Für die Pacelli-Edition wird die bereits in zwei Editionsprojekten eingesetzte Software „DENQ – Digitale Editionen Neuzeitlicher Quellen“ eingesetzt. Es handelt sich um eine auf Basis von Open-Source vorgenommene Eigenentwicklung der Deutschen Historischen Institute in Rom und London: „von Historikern für Historiker entwickelt“. DENQ ermöglicht den Import von Word-XML-Daten in eine XML-Datenbank (eXist). Die Daten stehen dann für wissenschaftliche Recherchen bereit und werden von DENQ als HMTL oder PDF ausgegeben. Die Software wurde für die Pacelli-Edition in zwei wichtigen Punkten von Jörg Hörnschemeyer (DHI Rom) weiterentwickelt. Zum Ersten: Es werden sowohl Entwürfe wie Ausfertigungen ediert. Für die Entwürfe wurde ein eigenes Editionsmodell entwickelt, in dem die Phasen der Überarbeitung eines Schreibens deutlich werden. Durch eine Ausgabe in zwei Fenstern wird dem User ein direkter Vergleich zwischen den Stufen der Entwürfe und der Ausfertigung erlaubt. Zum Zweiten: Von besonderer Relevanz sind die Anlagen, die Pacelli seinen Berichten beilegte. Hierbei handelt es sich um einen Textkorpus von sehr großem Umfang. Sie werden in der Ausgabe direkt mit den Berichten verknüpft.

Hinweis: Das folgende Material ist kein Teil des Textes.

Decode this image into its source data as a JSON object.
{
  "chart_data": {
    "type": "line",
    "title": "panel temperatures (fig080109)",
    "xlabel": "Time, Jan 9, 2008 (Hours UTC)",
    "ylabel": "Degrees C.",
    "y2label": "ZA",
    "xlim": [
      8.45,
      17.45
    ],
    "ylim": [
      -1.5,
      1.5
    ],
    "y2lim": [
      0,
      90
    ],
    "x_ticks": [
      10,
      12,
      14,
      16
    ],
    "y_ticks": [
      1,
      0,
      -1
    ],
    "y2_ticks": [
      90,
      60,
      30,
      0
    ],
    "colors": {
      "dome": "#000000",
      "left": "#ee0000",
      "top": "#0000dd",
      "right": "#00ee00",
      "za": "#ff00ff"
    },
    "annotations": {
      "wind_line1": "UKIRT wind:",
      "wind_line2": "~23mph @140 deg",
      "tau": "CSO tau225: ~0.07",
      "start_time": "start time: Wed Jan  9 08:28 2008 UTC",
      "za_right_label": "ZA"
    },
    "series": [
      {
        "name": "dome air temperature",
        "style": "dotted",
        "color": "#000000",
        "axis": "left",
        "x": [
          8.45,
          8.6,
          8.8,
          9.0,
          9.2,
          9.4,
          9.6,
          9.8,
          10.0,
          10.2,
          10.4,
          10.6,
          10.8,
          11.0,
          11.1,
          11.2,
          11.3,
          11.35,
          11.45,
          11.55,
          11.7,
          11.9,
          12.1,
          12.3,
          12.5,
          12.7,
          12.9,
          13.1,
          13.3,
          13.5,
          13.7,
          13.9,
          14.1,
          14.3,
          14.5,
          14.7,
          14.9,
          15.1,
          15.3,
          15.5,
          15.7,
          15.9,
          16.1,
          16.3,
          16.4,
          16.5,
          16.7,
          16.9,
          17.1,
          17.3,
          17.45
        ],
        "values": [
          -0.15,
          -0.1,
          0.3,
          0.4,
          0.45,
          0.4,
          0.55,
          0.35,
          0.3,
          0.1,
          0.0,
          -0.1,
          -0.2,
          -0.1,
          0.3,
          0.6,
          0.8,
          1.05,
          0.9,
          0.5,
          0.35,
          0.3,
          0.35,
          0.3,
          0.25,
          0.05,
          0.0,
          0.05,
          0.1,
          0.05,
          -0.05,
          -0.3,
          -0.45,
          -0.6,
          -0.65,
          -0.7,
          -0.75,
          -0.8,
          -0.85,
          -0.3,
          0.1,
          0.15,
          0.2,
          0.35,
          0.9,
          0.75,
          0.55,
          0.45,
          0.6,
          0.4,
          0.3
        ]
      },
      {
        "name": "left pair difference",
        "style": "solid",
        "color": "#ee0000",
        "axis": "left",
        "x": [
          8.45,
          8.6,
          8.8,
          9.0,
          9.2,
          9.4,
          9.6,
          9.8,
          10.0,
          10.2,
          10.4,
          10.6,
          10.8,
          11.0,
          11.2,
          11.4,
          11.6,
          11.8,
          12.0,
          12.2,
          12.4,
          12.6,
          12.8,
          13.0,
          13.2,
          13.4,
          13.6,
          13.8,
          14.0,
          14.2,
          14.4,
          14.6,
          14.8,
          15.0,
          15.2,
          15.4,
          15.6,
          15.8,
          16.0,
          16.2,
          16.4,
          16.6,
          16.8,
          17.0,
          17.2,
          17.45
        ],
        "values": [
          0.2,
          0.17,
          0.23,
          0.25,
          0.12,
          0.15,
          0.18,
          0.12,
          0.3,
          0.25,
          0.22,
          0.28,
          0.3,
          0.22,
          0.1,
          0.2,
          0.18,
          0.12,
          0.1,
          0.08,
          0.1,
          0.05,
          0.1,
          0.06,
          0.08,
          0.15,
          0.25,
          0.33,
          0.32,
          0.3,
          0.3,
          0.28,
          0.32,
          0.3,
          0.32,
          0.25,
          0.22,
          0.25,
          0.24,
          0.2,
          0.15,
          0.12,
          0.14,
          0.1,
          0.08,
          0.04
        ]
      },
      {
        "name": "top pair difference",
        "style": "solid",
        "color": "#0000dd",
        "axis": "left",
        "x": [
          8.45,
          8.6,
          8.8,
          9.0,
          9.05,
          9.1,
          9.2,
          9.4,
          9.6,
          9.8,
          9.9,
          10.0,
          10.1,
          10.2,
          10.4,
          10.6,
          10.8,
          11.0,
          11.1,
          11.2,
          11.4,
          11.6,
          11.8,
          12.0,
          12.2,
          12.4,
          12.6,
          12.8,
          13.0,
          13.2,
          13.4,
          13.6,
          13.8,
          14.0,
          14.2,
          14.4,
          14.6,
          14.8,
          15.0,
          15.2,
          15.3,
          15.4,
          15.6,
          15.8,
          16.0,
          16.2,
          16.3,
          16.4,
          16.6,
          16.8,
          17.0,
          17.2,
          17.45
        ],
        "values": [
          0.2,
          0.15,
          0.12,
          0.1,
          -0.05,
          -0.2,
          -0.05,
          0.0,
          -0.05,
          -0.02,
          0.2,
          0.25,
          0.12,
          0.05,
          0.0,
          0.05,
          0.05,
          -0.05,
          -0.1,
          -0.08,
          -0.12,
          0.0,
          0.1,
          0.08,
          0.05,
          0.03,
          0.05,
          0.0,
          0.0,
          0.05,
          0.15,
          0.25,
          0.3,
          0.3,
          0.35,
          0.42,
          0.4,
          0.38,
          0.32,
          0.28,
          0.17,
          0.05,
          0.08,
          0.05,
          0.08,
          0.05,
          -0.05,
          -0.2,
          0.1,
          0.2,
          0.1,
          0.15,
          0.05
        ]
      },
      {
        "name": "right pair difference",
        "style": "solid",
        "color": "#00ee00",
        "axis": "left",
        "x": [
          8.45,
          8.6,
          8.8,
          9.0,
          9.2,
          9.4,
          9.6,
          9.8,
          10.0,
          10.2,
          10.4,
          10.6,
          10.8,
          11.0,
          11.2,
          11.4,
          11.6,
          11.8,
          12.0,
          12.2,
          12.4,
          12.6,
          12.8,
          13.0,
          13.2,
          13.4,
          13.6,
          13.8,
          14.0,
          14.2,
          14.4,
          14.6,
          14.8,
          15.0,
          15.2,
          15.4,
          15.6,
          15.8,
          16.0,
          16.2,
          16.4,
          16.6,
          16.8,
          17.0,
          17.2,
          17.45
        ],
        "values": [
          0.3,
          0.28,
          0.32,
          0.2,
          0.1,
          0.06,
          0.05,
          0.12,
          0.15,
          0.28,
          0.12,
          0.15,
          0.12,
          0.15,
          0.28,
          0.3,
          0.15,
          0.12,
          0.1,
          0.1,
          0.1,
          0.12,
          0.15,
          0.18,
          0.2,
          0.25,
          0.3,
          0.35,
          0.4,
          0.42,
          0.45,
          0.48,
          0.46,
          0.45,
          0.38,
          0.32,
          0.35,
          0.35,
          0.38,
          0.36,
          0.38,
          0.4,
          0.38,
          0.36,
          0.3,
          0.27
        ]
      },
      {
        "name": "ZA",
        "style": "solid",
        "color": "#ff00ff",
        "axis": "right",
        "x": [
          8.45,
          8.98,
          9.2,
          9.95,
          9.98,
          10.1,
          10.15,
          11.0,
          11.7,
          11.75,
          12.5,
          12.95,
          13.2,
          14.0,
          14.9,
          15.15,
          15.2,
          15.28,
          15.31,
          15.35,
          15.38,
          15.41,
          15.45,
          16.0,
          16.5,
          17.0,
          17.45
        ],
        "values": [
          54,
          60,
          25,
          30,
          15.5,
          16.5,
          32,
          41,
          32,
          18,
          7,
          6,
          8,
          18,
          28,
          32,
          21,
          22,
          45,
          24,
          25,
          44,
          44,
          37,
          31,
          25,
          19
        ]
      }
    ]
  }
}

Die neue Form der kritischen Online-Edition, die die einzelnen Entwicklungsschritte eines Textes farblich und graphisch verdeutlicht, macht diese für den Benutzer leicht nachvollziehbar. Hierin dürfte ein wesentlicher Fortschritt gegenüber der oft unübersichtlichen Notierung bei klassischen kritischen Editionen in Buchform bestehen. So wird etwa bei einem Bericht über Wilhelm II. deutlich, wie sehr Pacelli um die richtigen Formulierungen ringt, wenn er den Kaiser im Entwurf (vgl. Dokument Nr. 366) zunächst als „nicht ganz ausgeglichen“ (italienisch: „non del tutto equilibrato“) charakterisiert und ihn in der Ausfertigung (vgl. Dokument Nr. 4498) schließlich als „nicht ganz normal“ (italienisch: „non del tutto normale“) beschreibt.

Die Datenbank der Pacelli-Edition ist derzeit noch in der Betaphase, wie die Herausgeber schreiben. Die volle Funktionalität ist daher nur in den Browsern mit der Rendering-Engine Gecko bzw. Webkit (d.h. Mozilla Firefox, Safari und Google Chrome) gewährleistet.